I have an uptime-kuma instance so I need to use a proxy outpost unfortunately. I’m tryna use the embedded one with this config:

status.jlr.lol {
  header {
    -server #anonymizes Caddy

    # disable FLoC tracking
    Permissions-Policy interest-cohort=()

    #enable HSTS
    Strict-Transport-Security max-age=31536000;

    # disable clients from sniffing the media type
    ?X-Content-Type-Options nosniff

    # clickjacking protection
    ?X-Frame-Options DENY

    # keep referrer data off of HTTP connections
    ?Referrer-Policy no-referrer-when-downgrade
  }

  encode zstd gzip

  crowdsec

  # always forward outpost path to actual outpost
  reverse_proxy /outpost.goauthentik.io/* http://auth.jlr.lol

  # forward authentication to outpost
  forward_auth http://auth.jlr.lol {
    uri /outpost.goauthentik.io/auth/caddy

    # capitalization of the headers is important, otherwise they will be empty
    copy_headers X-Authentik-Username X-Authentik-Groups X-Authentik-Email X-Authentik-Name X-Authentik-Uid X-Authentik-Jwt X-Authentik-Meta-Jwks X-Authentik-Meta-Outpost X-Authentik-Meta-Provider X-Authentik-Meta-App X-Authentik-Meta->

    # optional, in this config trust all private ranges, should probably be set to the outposts IP
    trusted_proxies private_ranges
  }

  reverse_proxy uptime-kuma:3001
}

However, I keep getting too many redirects now.

13

Are you expecting this to run before forward_auth? Because that might be the problem.

Caddy sorts directives according to this directive order which puts forward_auth above reverse_proxy.

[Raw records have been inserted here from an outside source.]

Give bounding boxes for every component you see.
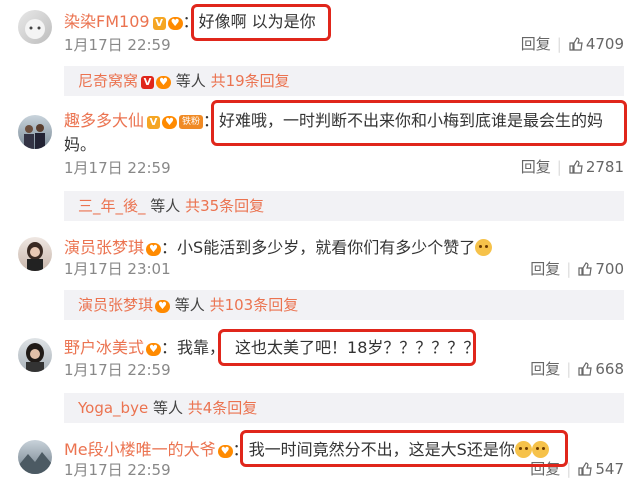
comment-line: 演员张梦琪 ♥ ：小S能活到多少岁，就看你们有多少个赞了 — [64, 238, 493, 258]
replies-summary[interactable]: 演员张梦琪 ♥ 等人 共103条回复 — [64, 290, 624, 320]
like-button[interactable]: 4709 — [568, 35, 624, 53]
like-count: 2781 — [585, 158, 624, 176]
like-button[interactable]: 700 — [577, 260, 624, 278]
fan-heart-icon: ♥ — [155, 300, 171, 313]
verified-icon: V — [152, 17, 166, 30]
avatar[interactable] — [18, 237, 52, 271]
cat-avatar-icon — [25, 19, 45, 39]
verified-icon: V — [141, 76, 155, 89]
fan-heart-icon: ♥ — [162, 116, 178, 129]
like-count: 668 — [595, 360, 624, 378]
thumbs-up-icon — [569, 160, 583, 174]
highlight-box — [240, 430, 568, 467]
reply-user[interactable]: 尼奇窝窝 — [78, 72, 138, 90]
thumbs-up-icon — [578, 462, 593, 476]
highlight-box — [218, 329, 476, 366]
woman-avatar-icon — [27, 242, 43, 271]
timestamp: 1月17日 22:59 — [64, 461, 171, 479]
verified-icon: V — [147, 116, 161, 129]
reply-user[interactable]: 三_年_後_ — [78, 197, 146, 215]
like-button[interactable]: 2781 — [568, 158, 624, 176]
like-count: 700 — [595, 260, 624, 278]
username[interactable]: 趣多多大仙 — [64, 111, 144, 130]
reply-count[interactable]: 共103条回复 — [210, 296, 299, 314]
people-avatar-icon — [24, 124, 45, 149]
reply-user[interactable]: 演员张梦琪 — [78, 296, 153, 314]
fan-heart-icon: ♥ — [167, 17, 183, 30]
replies-summary[interactable]: 尼奇窝窝 V ♥ 等人 共19条回复 — [64, 66, 624, 96]
comment-text: 小S能活到多少岁，就看你们有多少个赞了 — [177, 238, 476, 257]
woman-avatar-icon — [26, 343, 44, 372]
fan-badge: 铁粉 — [179, 115, 204, 129]
fan-heart-icon: ♥ — [146, 243, 162, 256]
reply-count[interactable]: 共19条回复 — [211, 72, 290, 90]
reply-button[interactable]: 回复 — [530, 360, 560, 378]
comment-actions: 回复 | 700 — [530, 260, 624, 278]
like-count: 4709 — [585, 35, 624, 53]
avatar[interactable] — [18, 10, 52, 44]
comment-actions: 回复 | 4709 — [520, 35, 624, 53]
timestamp: 1月17日 23:01 — [64, 260, 171, 278]
avatar[interactable] — [18, 440, 52, 474]
timestamp: 1月17日 22:59 — [64, 159, 171, 177]
replies-summary[interactable]: Yoga_bye 等人 共4条回复 — [64, 393, 624, 423]
username[interactable]: 野户冰美式 — [64, 338, 144, 357]
replies-summary[interactable]: 三_年_後_ 等人 共35条回复 — [64, 191, 624, 221]
highlight-box — [191, 4, 331, 41]
like-button[interactable]: 547 — [577, 460, 624, 478]
thumbs-up-icon — [569, 37, 583, 51]
comment-line-2: 妈。 — [64, 135, 97, 154]
username[interactable]: 染染FM109 — [64, 12, 150, 31]
reply-button[interactable]: 回复 — [521, 158, 551, 176]
landscape-avatar-icon — [18, 452, 52, 474]
username[interactable]: Me段小楼唯一的大爷 — [64, 440, 216, 459]
like-count: 547 — [595, 460, 624, 478]
fan-heart-icon: ♥ — [156, 76, 172, 89]
reply-user[interactable]: Yoga_bye — [78, 399, 148, 417]
avatar[interactable] — [18, 338, 52, 372]
emoji-icon — [475, 239, 493, 256]
highlight-box — [211, 100, 627, 146]
comment-actions: 回复 | 2781 — [520, 158, 624, 176]
avatar[interactable] — [18, 115, 52, 149]
comment-actions: 回复 | 668 — [530, 360, 624, 378]
reply-button[interactable]: 回复 — [521, 35, 551, 53]
like-button[interactable]: 668 — [577, 360, 624, 378]
fan-heart-icon: ♥ — [146, 343, 162, 356]
thumbs-up-icon — [578, 362, 593, 376]
reply-button[interactable]: 回复 — [530, 260, 560, 278]
fan-heart-icon: ♥ — [217, 445, 233, 458]
reply-count[interactable]: 共4条回复 — [188, 399, 258, 417]
username[interactable]: 演员张梦琪 — [64, 238, 144, 257]
timestamp: 1月17日 22:59 — [64, 361, 171, 379]
timestamp: 1月17日 22:59 — [64, 36, 171, 54]
reply-count[interactable]: 共35条回复 — [185, 197, 264, 215]
thumbs-up-icon — [578, 262, 593, 276]
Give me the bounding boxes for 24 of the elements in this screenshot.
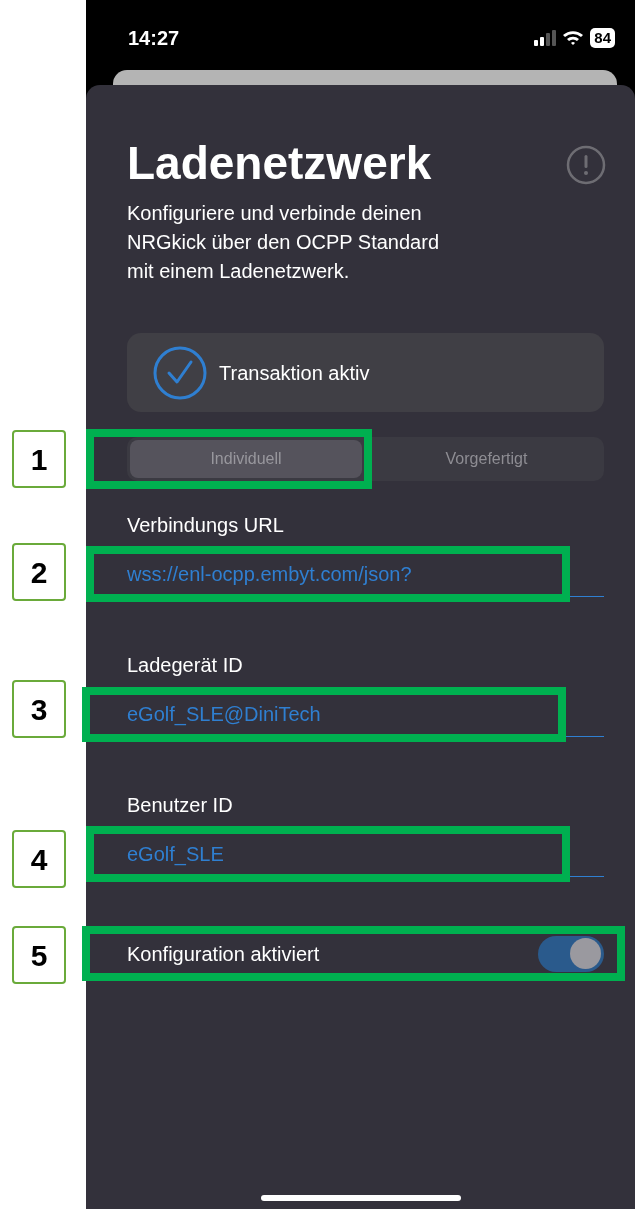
page-title: Ladenetzwerk xyxy=(127,136,432,191)
input-field[interactable]: eGolf_SLE xyxy=(86,826,570,882)
status-time: 14:27 xyxy=(128,26,180,51)
description: Konfiguriere und verbinde deinen NRGkick über den OCPP Standard mit einem Ladenetzwerk. xyxy=(127,201,440,284)
callout-number: 1 xyxy=(12,430,66,488)
battery-indicator: 84 xyxy=(590,28,615,48)
callout-number: 3 xyxy=(12,680,66,738)
callout-number: 5 xyxy=(12,926,66,984)
signal-icon xyxy=(534,30,557,46)
callout-number: 4 xyxy=(12,830,66,888)
info-icon[interactable] xyxy=(566,145,606,185)
toggle-label: Konfiguration aktiviert xyxy=(127,941,320,967)
input-field[interactable]: eGolf_SLE@DiniTech xyxy=(82,687,566,742)
field-label: Ladegerät ID xyxy=(127,653,244,678)
field-label: Benutzer ID xyxy=(127,793,234,818)
status-label: Transaktion aktiv xyxy=(219,360,370,386)
callout-number: 2 xyxy=(12,543,66,601)
segment-tab[interactable]: Vorgefertigt xyxy=(372,440,601,478)
wifi-icon xyxy=(562,30,585,46)
field-label: Verbindungs URL xyxy=(127,513,285,538)
input-field[interactable]: wss://enl-ocpp.embyt.com/json? xyxy=(86,546,570,602)
toggle-knob xyxy=(570,938,601,969)
toggle-switch[interactable] xyxy=(538,935,604,972)
segment-tab[interactable]: Individuell xyxy=(130,440,362,478)
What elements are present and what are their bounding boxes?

So if you need to have your outpost proxy run first, you can wrap the whole thing (both proxies & forward auth) inside a route to override the order.

14

i set up a Uptime Kuma instance just now. if you want to use forward auth as in your caddy config, you have to configure the Authentik Uptime Kuma provider as a proxy provider with “Forward auth (single apllication)” mode, not “Proxy” and the external URL as in Caddy (in your case https://status.jlr.lol)
My working Caddyfile config for Uptike Kuma:


status.kumbi.info {
        reverse_proxy /outpost.goauthentik.io/* http://server:9000
        forward_auth http://server:9000 {
                uri /outpost.goauthentik.io/auth/caddy
                copy_headers X-Authentik-Username X-Authentik-Groups X-Authentik-Email X-Authentik-Name X-Authentik-Uid X-Authentik-Jwt X-Authentik-Meta-Jwks X-Authentik-Meta-Out
post X-Authentik-Meta-Provider X-Authentik-Meta-App X-Authentik-Meta-Version
                # optional, in this config trust all private ranges, should probably be set to the outposts IP
                trusted_proxies private_ranges
        }

        reverse_proxy http://uptime-kuma:3001 {
                header_down Strict-Transport-Security "max-age=15768000; includeSubDomains; preload;"
                header_up X-Real-IP {remote_host}
        }

        log {
                output discard
        }
}

uptime-kumi is the name of the Uptime Kuma container, as is server the name of the Authentik container, both in the same docker network as Caddy.

1 Like
15

With Chrome this is working, with Firefox it’s downloading a blank “caddy” file, is there any difference in link handling or something between the two that causes this? Adding an trailing slash to the end makes the link unknown. For now though, it seems to literally be a browser diff as I tried both configs and they work. I guess I was lucky that I can’t be arsed to use the same browser at work, at school, and at home?

16

Works for me with Chromium based Browsers (Edge, Vivaldi), Firefox, Safari.

17

I had incorrect content cached, so redirects didn’t refresh even after ctrl+shift+r. Thanks all.

1 Like
18

This topic was automatically closed after 30 days. New replies are no longer allowed.